Juan Cole says that the numbers of soldiers are less important than their effective deployment. For example, he suggests that eradicating opium poppy agriculture may be counter-productive. He writes:
There is reason to think that forcible poppy eradication has produced the growing insurgency. Poppies are used to make heroin, and exports of the drug account for over a third of Afghanistan’s gross domestic product. But many Afghan farmers are destitute after 30 years of war, and this crop is their one hope of escaping poverty. They grow irate when someone comes in with helicopters and torches to destroy the crop.
Perhaps it is redundant to observe, but true, that the careless murder of civilians by drones will do nothing to win hearts and minds, not to say somewhat undermines the moral purpose of the application of violence.
William Pfaff, via Truthdig, observes that American influences has not stopped the Pakistan Government making a deal with people in tribal areas, across the border from Afghanistan. They have agreed to the strict application of Sharia Law. Clearly this sets a precedent that might be applied to Afghanistan – especially if it works.
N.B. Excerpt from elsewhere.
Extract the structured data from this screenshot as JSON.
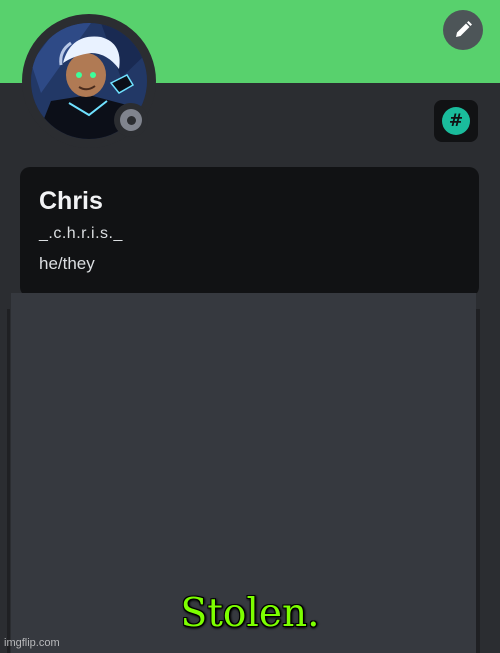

William Pfaff wonders about the mission in Afghanistan. I suspect the confusion arises from apparent consistency of the idea of waging violence against terrorism within the overarching doctrine of unilateralism. Such a concept runs into the ambiguities on the ground where Muslim fundamentalists are also ethnic nationalists. I suppose when historical sense and logic are inconsistent the outcomes are likely to be divergent. He observes the possibilities:
Exactly what do we think we are doing in Afghanistan and Pakistan? Are we there to liberalize their forms of religious observance, or conduct a war over theology, or take permanent control of Afghanistan (or Pakistan) and establish permanent NATO bases there (as some Afghans are convinced); or are we searching for Osama bin Laden and his principal collaborators, in order to bring them to justice for the 2001 attacks carried out against the New York World Trade Center towers and the Pentagon?
It seems that we are doing all of these things at the same time. But why?
The more interesting, and unresolved, question is to what extent is Obama a captive of his advisers. We are told that this decision has been made prior to a full review of the Afghan situation, which suggests that in the long run it may prove a stop gap, or bandaid, measure. It could be that Obama is boosting troops in Afghanistan to ensure that they are withdrawn from Iraq, despite the opposition of some of the generals.
When and if, the economic crisis starts to have substantial political ramifications, it is, I expect more likely than not, the pressure will increase to review the necessity and utility of American defence spending in general, and of the worldwide bases in particular. The application of rational economics might lead to increased military security and effectiveness.
The way that Chris Floyd tells the story, Afghanistan sounds like Colombia. The terror war morphs into the drug war, with the methods of the terror war at Obama’s direction.
According to Edward P Joseph in The Washington Post,”Not even the Afghans know how to fix it”. Still, its seems by comparison the Soviets gained marks for providing employment in large projects which the Americans have not created. Perhaps l the military might be ok for blowing stuff up, but when it comes to building things with economic value they are hopeless.
So why are the imperialists supporting the puppet government in Kabul? Framed in that manner, the question answers itself. Jonathan S Landay for McClatchy suggests that the Americans are repeating the same mistakes as the Russians, or refusing to let the Afghans run their own government, an arrangement that usually works best.
Afghanistan is a land-locked country and the supply lines that the Americans and their underlings rely on are not secure. Kyrgyzstan has just decided to close the Manas air base to the imperial effort. Nothing much needs to known about military policy and imperialism to realize that when the supply lines are not secure, the project is beginning to look decidedly like it might tank.